Dans les années 2000 devant une recrudescence de l’intérêt pour le féminin sacré, elle doit répondre à de plus en plus de demandes d’ateliers sur le cycle féminin. Elle dit avoir ressenti sa première bénédiction de l’utérus lors d’une séance de méditation en 2011. Afin de partager son expérience, elle décide d’organiser la première bénédiction collective de l’utérus. Elle y invite vingt de ses amies et leur propose d’inviter d’autres femmes de leur cercle. Le succès est au rendez-vous. Le jour J 6029 femmes, de 80 pays différents, sont réunies pour recevoir ce « soin » à distance. Depuis, quatre cérémonies gratuites sont organisées chaque année. Un bon moyen pour Miranda Gray « de faire connaître ses livres et ses formations ».

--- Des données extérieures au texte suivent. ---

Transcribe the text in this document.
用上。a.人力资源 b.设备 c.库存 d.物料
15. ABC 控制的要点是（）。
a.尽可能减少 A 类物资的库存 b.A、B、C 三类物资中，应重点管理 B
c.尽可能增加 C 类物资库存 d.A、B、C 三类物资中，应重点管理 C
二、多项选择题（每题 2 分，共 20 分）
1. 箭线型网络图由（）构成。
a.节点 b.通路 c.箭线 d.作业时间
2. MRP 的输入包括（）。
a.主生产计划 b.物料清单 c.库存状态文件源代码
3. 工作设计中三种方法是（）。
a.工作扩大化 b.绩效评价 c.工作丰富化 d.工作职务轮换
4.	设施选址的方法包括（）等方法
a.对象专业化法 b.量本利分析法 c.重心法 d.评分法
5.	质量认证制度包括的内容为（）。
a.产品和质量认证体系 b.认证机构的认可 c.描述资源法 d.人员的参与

La système mis en place semble suffisamment lucratif pour permettre à Miranda Gray de ne vivre que de la vente de ses livres et de ses conférences. Selon elle, les revenus provenant des formations seraient réinvestis dans la logistique, les déplacements et son site internet. Mais, d’après la journaliste du Monde, ces tâches sont aussi largement effectuées par des bénévoles. Il est à noter que les professeurs lui reversent une commission « pour l’utilisation de ses techniques ».

Affirmant que « l’utérus est le centre énergétique le plus puissant chez la femme », Miranda Gray a développé une théorie selon laquelle le cycle menstruel des femmes serait découpé en quatre phases, toujours les mêmes. Selon elle, les femmes devraient adapter leurs tâches en fonction de ces phases appelées « archétypes » afin de ne pas aller contre le cycle naturel.

Deux Moon Mothers rencontrées par la journaliste du Monde expliquent avoir adapté leur emploi du temps à ces « archétypes ». Pour elles, être Moon Mother leur donnerait l’occasion de se sentir elles-mêmes et de ne pas culpabiliser en cas de fatigue.

Contactée par le Monde à ce sujet, la Fédération nationale des collèges de gynécologie médicale a déclaré que « ce modèle d’archétypes n’a aucune validité scientifique ».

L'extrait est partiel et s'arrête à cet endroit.